Look, you don’t need my opinion to know whether or not you want to watch Cocaine Bear. Everything you need to know is in the title. Bear do cocaine. Bear go ballistic. Bear eat people on insane, drug-fueled rampage. If you’re into that, then go for it. You’ll probably get your money’s worth.
I’m not sure that I did. As much as I wanted to believe in Cocaine Bear, I can’t help but feel like it just wasn’t Cocaine Bear enough. I went into the film at least vaguely compelled by the B-movie conceit of a black bear tearing through human innards on Blood Mountain (no joke, it’s literally called Blood Mountain), but came out feeling like there wasn’t quite enough of the stupid. It isn’t that the film is lacking in bear-eat-human violence—there’s plenty of that—but rather that if I watch a movie with a title like Cocaine Bear, you better damn well reduce my brains to a liquefied, drug-addled mush. When I left the theater, I had far too many brain cells intact.
Then again, maybe it’s wrong to complain. Universal Studios approved a $30 million budget dedicated purely to ursine gore, and director Elizabeth Banks makes sure to spend every last penny on human dismemberment. The film is trying a little bit too hard to be Evil Dead 2—the best horror-comedy idiocy that has ever been—but at least it’s trying. It’s succeeding, too! Over this weekend, Cocaine Bear helped knock down Quantumania’s box office receipts from Marvel’s typical box-office dominance. (Think about that: A drugged-up bear is reasonably competing with a $200 million MCU blockbuster. A bad sign for Marvel, a good sign for bears.)
But anyway, Cocaine Bear: In 1985, drug dealer Andrew C. Thornton (a real dude, here played briefly by Matthew Rhys) throws cocaine out of a plane flying over the Chattahoochee-Oconee National Forest, kicking and karate chopping the air as he does so. Then he jumps out of the plane, but not before slamming his forehead onto the roof the plane, tumbling downward. It’s a funny scene, among the film’s best, and gleefully ignores any questions about why a coked-up nutjob is jumping out of a moving aircraft. It’s beside the point: We now have coke in the forest, and a bear to sniff for it.
But a bear on cocaine needs people to mutilate, and Cocaine Bear is replete with a cast of very chewable character actors. First among them is Sari (Keri Russell), a single mother raising her daughter Dee Dee (Brooklynn Prince), who skips school with friend Henry (Christian Convery) to visit the forest waterfalls. Next we have Daveed (O’Shea Jackson Jr.) and Eddie (Alden Ehrenreich), two drug dealers tasked with recovering the lost cocaine. There’s also dog-obsessed policeman Bob (Isiah Whitlock Jr., who tragically does not get to deliver his iconic catchphrase), lovestruck Park Ranger Liz (renowned character actor Margo Martindale), and drug kingpin Syd (Ray Liotta, playing his final film role). None of them quite get the chance to shine in the way they deserve, since the onus is upon a CGI bear, but there’s no reason to think that both couldn’t coexist. All these names are genuine talents, and do a lot of the heavy lifting during some of the film’s cringier dialogue exchanges.

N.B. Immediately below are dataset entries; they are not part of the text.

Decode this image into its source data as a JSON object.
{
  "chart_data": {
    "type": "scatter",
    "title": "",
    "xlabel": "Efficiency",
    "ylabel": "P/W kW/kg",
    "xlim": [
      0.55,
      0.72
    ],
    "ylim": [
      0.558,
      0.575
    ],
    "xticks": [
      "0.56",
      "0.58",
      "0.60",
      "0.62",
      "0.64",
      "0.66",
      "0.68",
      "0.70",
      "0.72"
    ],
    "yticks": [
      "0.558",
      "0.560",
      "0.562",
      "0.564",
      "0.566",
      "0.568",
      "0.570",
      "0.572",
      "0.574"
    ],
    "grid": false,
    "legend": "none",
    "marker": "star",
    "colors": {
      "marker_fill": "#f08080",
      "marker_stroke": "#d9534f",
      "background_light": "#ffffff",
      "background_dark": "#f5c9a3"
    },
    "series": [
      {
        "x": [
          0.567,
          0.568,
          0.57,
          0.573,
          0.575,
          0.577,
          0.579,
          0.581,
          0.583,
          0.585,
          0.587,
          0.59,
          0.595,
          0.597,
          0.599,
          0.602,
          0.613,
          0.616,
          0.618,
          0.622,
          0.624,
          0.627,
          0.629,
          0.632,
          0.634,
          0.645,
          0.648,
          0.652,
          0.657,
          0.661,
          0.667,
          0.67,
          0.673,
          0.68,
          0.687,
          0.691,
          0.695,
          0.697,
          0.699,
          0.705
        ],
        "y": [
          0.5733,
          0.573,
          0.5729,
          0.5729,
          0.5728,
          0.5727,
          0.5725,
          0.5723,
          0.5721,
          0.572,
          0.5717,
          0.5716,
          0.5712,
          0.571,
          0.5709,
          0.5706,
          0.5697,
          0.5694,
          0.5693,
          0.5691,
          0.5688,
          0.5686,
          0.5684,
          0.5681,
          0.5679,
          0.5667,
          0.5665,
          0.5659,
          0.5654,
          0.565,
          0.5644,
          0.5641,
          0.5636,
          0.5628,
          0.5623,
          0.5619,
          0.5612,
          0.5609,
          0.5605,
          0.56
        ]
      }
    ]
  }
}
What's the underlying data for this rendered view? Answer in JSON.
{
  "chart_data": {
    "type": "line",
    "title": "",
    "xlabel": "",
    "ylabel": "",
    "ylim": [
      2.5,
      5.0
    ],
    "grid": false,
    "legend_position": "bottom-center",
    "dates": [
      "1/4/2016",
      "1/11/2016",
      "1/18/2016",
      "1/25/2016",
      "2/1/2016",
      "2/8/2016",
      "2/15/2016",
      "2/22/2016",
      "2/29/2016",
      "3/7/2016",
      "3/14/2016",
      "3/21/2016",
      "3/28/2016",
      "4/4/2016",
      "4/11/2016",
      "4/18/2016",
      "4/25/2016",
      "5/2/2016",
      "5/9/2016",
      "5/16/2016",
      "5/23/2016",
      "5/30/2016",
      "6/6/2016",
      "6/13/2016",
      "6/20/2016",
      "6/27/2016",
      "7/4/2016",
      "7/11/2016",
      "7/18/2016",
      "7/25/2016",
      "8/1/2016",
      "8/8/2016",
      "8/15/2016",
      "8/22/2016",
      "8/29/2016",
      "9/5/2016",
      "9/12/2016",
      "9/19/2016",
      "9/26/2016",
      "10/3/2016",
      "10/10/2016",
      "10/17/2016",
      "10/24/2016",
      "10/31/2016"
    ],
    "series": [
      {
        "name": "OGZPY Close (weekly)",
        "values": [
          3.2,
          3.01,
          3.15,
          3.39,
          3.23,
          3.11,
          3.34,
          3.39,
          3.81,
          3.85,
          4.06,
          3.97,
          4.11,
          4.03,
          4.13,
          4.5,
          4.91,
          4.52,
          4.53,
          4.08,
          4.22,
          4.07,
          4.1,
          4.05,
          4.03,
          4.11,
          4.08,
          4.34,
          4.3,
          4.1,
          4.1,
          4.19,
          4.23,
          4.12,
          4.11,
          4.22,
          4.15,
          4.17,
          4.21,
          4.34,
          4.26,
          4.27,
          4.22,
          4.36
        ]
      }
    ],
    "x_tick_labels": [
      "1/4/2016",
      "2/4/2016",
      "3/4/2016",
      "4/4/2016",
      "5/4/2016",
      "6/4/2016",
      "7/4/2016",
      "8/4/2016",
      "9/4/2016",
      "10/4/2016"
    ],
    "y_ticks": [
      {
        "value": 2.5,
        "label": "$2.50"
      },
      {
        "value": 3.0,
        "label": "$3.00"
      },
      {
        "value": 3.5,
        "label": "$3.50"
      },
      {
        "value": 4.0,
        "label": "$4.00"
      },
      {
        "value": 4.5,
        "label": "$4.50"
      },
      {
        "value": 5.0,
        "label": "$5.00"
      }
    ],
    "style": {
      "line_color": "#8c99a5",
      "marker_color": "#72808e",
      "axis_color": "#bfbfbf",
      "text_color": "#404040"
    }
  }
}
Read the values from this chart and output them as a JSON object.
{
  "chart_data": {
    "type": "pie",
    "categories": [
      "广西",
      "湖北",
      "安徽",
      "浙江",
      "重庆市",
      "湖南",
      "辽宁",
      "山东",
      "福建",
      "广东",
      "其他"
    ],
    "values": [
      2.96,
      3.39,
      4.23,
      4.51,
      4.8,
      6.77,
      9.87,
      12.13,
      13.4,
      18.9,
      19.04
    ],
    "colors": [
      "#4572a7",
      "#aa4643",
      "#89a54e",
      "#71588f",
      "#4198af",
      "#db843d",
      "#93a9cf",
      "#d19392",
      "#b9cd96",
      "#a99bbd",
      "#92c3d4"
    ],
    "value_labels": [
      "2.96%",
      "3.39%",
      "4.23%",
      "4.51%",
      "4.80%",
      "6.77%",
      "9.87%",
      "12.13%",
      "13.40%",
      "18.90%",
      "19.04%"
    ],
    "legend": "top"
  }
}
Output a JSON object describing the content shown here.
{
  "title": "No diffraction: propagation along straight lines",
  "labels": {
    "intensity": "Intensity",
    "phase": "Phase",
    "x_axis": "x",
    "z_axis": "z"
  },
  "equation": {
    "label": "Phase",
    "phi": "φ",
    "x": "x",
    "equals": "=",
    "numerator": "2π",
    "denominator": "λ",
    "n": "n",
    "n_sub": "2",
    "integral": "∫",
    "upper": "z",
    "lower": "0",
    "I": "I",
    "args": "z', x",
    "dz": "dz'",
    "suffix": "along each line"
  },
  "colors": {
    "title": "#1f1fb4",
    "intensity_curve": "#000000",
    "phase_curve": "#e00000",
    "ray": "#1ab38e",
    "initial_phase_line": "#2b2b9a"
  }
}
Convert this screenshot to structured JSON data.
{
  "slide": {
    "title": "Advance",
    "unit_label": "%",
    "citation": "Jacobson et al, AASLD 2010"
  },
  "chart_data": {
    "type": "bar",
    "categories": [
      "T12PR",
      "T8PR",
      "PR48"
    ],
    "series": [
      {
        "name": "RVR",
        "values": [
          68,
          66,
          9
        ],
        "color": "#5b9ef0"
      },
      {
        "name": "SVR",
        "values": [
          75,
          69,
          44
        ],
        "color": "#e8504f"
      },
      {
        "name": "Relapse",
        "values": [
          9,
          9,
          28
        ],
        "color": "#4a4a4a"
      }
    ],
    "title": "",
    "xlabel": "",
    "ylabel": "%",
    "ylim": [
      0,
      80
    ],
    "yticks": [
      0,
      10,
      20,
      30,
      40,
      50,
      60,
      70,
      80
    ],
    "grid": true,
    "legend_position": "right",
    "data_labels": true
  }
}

But, again, this is a movie about a bear on drugs. Actors don’t matter nearly as much as the beast that rips them apart, and rip them apart he does. There are some pleasurable enough instances of arms, legs, and guts being strewn about in various woodland settings, as well as the occasional entertaining standoff between cop and drug dealer, between bear cubs and a crazed Ray Liotta. The real highlight of the film comes in a setpiece involving an ambulance, a pistol, and our drug-addled bear running and jumping at speeds somehow approximating 60 mph. I won’t spoil it beyond that, but suffice to say it is far and away the most lizard-brain insanity that Cocaine Bear delivers, the ultimate instance of the film living up to the absurdity of its title.
I’m finding that the more that I write about this movie, the more I like it. I complained earlier about how the film wasn’t as full-on B-movie stupid as I’d like it to be, and this is still true: The bear isn’t as insane as you’d hope, the gore isn’t as creative nor disgusting it could be, the actors don’t get to exercise their full range of humor. But when I think about how a major Hollywood studio put up the money for a scene involving CGI bear tearing after an ambulance while a rabid Margo Martindale screams obscenities over pistol fire—well, that just warms my cold little heart.